The syntax for weighted() is as follows:

OSC2 code: weighted distribution method syntax
keep(soft <gen-item> == weighted(<weight>: <request>, ...))
<gen_item>
Is a generateable item.
<weight>
Is the relative probability that the generateable item receives the requested value. The specified weights for a requested value do not need to add up to 100.
<request>

Is one of the following:

  • <exp> specifies the value to be returned.
  • [<value1>..<value2] – returns a value drawn uniformly from that range.

Example

OSC2 code: weighted distribution method example
extend top.set_values:
    side: av_side # assign left, right in a 20 : 80 ratio
    keep(soft side == weighted(20: left, 80: right))
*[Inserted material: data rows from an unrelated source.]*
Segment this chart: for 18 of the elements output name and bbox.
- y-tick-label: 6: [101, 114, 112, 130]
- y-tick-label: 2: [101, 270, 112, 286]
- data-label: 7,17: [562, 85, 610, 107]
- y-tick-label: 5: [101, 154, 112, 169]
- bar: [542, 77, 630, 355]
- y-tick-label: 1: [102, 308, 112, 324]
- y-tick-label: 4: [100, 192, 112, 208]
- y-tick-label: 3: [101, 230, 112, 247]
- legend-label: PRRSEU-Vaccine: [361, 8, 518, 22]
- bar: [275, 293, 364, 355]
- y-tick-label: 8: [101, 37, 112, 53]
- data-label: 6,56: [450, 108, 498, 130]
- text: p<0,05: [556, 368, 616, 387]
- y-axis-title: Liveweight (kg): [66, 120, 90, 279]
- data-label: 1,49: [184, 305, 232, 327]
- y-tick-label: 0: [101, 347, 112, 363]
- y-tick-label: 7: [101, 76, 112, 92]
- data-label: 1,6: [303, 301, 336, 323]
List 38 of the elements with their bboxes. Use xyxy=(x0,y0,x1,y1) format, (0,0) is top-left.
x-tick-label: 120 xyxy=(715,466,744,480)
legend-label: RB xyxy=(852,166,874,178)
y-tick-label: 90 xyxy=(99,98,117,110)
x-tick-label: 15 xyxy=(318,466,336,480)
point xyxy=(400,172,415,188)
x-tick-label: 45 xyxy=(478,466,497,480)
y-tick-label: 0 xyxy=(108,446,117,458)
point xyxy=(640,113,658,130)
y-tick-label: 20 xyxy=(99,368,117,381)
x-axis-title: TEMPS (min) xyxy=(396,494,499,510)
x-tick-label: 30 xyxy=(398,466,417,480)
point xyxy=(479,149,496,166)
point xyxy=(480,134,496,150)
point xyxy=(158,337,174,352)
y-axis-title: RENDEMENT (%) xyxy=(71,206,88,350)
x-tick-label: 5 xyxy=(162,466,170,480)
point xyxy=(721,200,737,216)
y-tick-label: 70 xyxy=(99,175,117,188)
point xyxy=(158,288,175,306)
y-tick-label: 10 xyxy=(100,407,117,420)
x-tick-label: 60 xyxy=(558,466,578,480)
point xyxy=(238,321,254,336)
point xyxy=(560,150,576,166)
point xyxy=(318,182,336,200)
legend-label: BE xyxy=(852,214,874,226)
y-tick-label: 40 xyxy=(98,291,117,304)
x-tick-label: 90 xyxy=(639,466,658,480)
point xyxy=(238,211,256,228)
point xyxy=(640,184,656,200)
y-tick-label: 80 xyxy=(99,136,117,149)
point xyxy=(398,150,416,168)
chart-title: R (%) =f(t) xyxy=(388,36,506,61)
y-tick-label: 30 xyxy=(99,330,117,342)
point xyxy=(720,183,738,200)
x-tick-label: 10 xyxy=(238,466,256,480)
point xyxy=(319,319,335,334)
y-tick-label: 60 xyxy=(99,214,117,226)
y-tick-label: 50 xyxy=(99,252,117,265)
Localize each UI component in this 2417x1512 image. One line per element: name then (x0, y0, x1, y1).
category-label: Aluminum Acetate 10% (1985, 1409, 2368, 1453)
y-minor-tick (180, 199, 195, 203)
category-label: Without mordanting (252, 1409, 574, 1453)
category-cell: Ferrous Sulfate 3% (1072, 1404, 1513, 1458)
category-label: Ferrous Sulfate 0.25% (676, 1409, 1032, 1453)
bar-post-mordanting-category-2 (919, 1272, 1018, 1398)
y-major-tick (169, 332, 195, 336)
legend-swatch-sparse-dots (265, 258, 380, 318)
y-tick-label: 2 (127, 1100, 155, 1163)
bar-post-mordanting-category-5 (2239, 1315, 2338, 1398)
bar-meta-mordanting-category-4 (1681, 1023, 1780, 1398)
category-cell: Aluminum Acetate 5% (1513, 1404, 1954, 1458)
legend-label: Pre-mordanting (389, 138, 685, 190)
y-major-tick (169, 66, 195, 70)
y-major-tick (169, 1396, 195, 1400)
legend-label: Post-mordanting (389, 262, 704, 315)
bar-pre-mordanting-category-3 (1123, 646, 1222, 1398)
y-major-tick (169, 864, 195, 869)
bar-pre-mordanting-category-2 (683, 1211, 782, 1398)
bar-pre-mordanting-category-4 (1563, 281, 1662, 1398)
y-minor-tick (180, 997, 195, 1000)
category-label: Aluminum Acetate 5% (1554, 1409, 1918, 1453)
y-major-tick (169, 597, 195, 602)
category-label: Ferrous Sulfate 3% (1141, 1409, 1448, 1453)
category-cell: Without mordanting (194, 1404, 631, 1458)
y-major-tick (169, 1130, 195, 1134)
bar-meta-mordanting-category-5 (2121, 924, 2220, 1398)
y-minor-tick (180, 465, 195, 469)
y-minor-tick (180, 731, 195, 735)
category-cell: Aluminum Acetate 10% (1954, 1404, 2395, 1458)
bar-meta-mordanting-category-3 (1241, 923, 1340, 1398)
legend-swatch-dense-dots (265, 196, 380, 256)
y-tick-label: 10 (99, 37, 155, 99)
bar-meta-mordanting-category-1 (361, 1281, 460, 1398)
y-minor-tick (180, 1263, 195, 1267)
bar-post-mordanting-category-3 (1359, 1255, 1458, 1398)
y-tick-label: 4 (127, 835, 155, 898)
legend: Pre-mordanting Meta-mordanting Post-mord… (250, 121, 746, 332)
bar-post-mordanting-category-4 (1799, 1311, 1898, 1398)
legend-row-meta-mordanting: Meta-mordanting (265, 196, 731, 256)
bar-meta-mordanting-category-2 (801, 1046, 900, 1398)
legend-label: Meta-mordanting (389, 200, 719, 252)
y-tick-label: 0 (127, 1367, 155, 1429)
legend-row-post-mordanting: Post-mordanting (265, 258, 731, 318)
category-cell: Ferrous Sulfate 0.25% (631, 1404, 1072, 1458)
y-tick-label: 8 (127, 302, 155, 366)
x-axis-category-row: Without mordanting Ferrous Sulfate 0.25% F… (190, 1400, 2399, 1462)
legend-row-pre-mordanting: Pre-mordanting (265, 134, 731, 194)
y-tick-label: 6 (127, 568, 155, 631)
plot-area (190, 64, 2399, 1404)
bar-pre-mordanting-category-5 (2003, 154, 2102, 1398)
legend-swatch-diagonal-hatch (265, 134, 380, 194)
    top_speed: speed # assign a value from one of three buckets in a 10:30:10 ratio
    keep(soft top_speed == weighted(10: [20..30]kph,
                                    30: [30..70]kph,
                                    10: [70..120]kph))

    dist: length # assign 10m and the return value of foo() in a 50 : 50 ratio
    keep(soft dist == weighted(50: 10m, 50: foo()))

    num_of_wheels: int # assign 4 or 10 wheels in a 50 : 50 ratio
    keep(soft num_of_wheels == weighted(50: 4, 50: 10))

See complete example.

Predefined random distribution methods

Foretellix libraries contain predefined general-purpose random distribution methods:

  • random.normal() returns a floating point number selected from a normal distribution.

    OSC2 code: random.normal distribution method syntax
    keep(soft <gen-item> == random.normal(<mean>,
                                  <standard_deviation>) [* 1<unit>])

  • random.truncated_normal() returns a floating point number selected from a normal distribution truncated between two values.

    OSC2 code: random.truncated_normal distribution method syntax
    keep(soft <gen-item> == random.truncated_normal(<from_value>,
                                      <to_value>,
                                      <mean>,
                                      <standard_deviation>) [* 1<unit>])

    Note

    The current implementation of random.truncated_random() generates random numbers in a loop until the value falls within [<from_value>..<to_value>]. If the chosen <mean> and <standard_deviation> parameters result in a distribution where values in the range [<from_value>..<to_value>] are unlikely, performance will be degraded.

  • random.uniform() returns a floating point number selected from a uniform distribution

    OSC2 code: random.uniform distribution method syntax
    keep(soft <gen-item> == random.uniform(<from_value>,
                                       <to_value>) [* 1<unit>])

<gen_item>
Is a generatable item.
<from-value>, <to-value>
Specify the beginning and end of the range of values to select from.
<mean>, <standard-deviation>
Specify the mean and standard deviation parameters of a normal distribution formula.
<unit>
Is required for physical types such as speed, length, angle and so on.
OSC2 code: random distribution method examples
extend top.main:
    top_speed: speed
    keep(soft top_speed == random.normal(55.5, 7) * 1kph)

    top_speed_truncated: speed
    keep(soft top_speed_truncated == random.truncated_normal(10, 120, 55.5, 7) * 1kph)


    dist: length
    keep(soft dist == random.uniform(20, 50.5) * 1m)

    end_speed: speed
    keep(soft end_speed == weighted(
        30: [20..30]kph,
        70: random.truncated_normal(10, 120, 55.5, 7) * 1kph))

See complete example.

Notes

  • The first example returns a number between 10kph to 120kph, with a mean of 55.5kph and a standard deviation of 7kph.
  • The second example returns a number using a uniform (flat) distribution in the requested range.
  • The third example shows that you can call these random functions inside weighted().

User-defined distribution methods

You can also define any other distribution function, for example:

OSC2 code: user-defined distribution method example
extend random:
    def distribute_int(i: int, j: int) -> int is empty

scenario sut.my_scenario:
    num_of_cars: int
    keep(soft num_of_cars == random.distribute_int(1,5))

See complete example.

Notes

  • User-defined distribution functions, unlike weighted(), do not know the valid range of values for the generateable item. Thus, if they return a value that is outside the range, the constraint is ignored, as with all soft constraints.
  • You can call a user-defined distribution function inside weighted().